Un peu le voyage onirique du film de Méliès. Mais les Luniens le rejettent sur la Terre. Rien n'est parfait !
J'ai tant regardé la Lune, enfant. Tant rêvé aussi quand le Lem s'est posé...
Je n'aime pas trop, comme dans une des dernières SF que vous avez présentée, l'idée de ces colonies sur mars ou ici sur la lune. La lune est belle si elle reste intacte, juste pour faire rêver les enfants...
Si je devais rencontrer des visiteurs venus d'ailleurs , j'aimerais qu'ils écrivent comme dans le film "Premier contact". Une écriture faite de signes inconnus.
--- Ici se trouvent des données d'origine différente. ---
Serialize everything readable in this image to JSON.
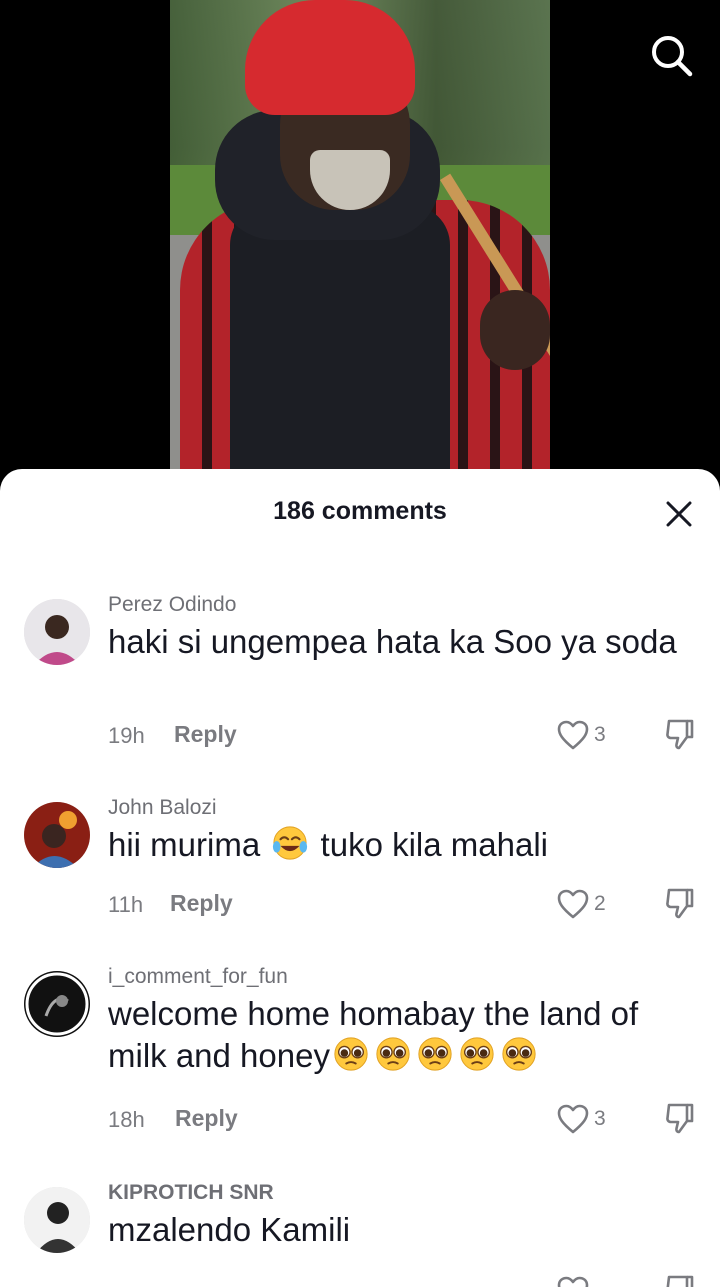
{
  "comments_sheet": {
    "count_label": "186 comments"
  },
  "comments": [
    {
      "username": "Perez Odindo",
      "text": "haki si ungempea hata ka Soo ya soda",
      "time": "19h",
      "reply_label": "Reply",
      "likes": "3"
    },
    {
      "username": "John Balozi",
      "text_before": "hii murima",
      "text_after": "tuko kila mahali",
      "emoji": "face-with-tears-of-joy",
      "time": "11h",
      "reply_label": "Reply",
      "likes": "2"
    },
    {
      "username": "i_comment_for_fun",
      "text": "welcome home homabay the land of milk and honey",
      "emoji": "pleading-face",
      "emoji_count": 5,
      "time": "18h",
      "reply_label": "Reply",
      "likes": "3"
    },
    {
      "username": "KIPROTICH SNR",
      "text": "mzalendo Kamili"
    }
  ],
  "icons": {
    "search": "search-icon",
    "close": "close-icon",
    "like": "heart-outline-icon",
    "dislike": "thumbs-down-icon"
  },
  "colors": {
    "text_primary": "#161823",
    "text_secondary": "#7a7b80",
    "sheet_bg": "#ffffff",
    "background": "#000000"
  }
}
Oui, ça serait bien.

Christiane a dit…

J'aime beaucoup, sous le lien bleu, le billet concernant "La Nuit du Faune" de Romain Lucazeau.

Christiane a dit…

Par contre, là, ça devient très intéressant : "Contre toute attente ces recherches pour lesquelles il va bénéficier d’un coup de main vont le conduire à tenter de percer les derniers secrets de l’Univers. Il y a bien sur un Pacte Faustien derrière tout cela mais le Tentateur est ici exceptionnellement gentil. On n’avait pas lu pareille montée des marches au Ciel depuis l’excellent La Nuit du Faune de Romain Lucazeau."
Vous pouvez en dire juste un petit peu plus ?

Christiane a dit…

Ça me rappelle le film d'anticipation de Luc Besson : Lucy. Cette jeune femme qui sous l'effet d'une drogue subit une transformation sidérante de ses capacités intellectuelles et physiques. Elle devient une sorte de robot organique. Dans le roman d'Alastair Reynolds et dans le film de Besson tout partirait d'un postulat imaginaire : le cerveau n'utiliserait qu'un
faible pourcentage de ses possibilités....
Cela laisse songeur... Que deviendrait un monde habité d'ordinateurs organiques, d'hommes augmentés ? Les gens seraient-ils plus heureux, mieux capables de s'aimer , du moins de se respecter ?
Et puis l'erreur est humaine, c'est notre richesse....

Christiane a dit…

Je crains de vous avoir blessé, Soleil vert. C'était gentil votre dévoilement mais il m'a plongée dans un tourbillon de réflexions.
Bien sûr que dans le domaine médical on aimerait que soit trouvé comment éradiquer certaines pandémies meurtrières, des maladies orphelines qui s'accompagnent de tant de souffrances. Savoir plus et plus vite. Mais alors que les sciences progressent on constate que souvent elles sont mal utilisées (armements par exemple , substances létales employées dans les guerres sales).
C'est aussi décevant dans le domaine de l'écriture ou avec l'aide de l'intelligence artificielle on rend les gens inutilement bavards et paresseux. Écrire oui mais avec cette modestie qui accepte les difficultés, les ratages, les pannes d'inspiration, la patience.
Les hommes ( générique) sont suffisamment intelligents pour améliorer le sort de l'humanité.
C'est dans le domaine de la bonté, de l'écoute, du partage qu'il faudrait progresser....
Et puis tout savoir.... Ce serait se priver de toutes ces questions qui nous font avancer pas à pas dans un monde jamais totalement dévoilé.
Faust... Et le mythe de l'éternelle jeunesse... Quelle folie...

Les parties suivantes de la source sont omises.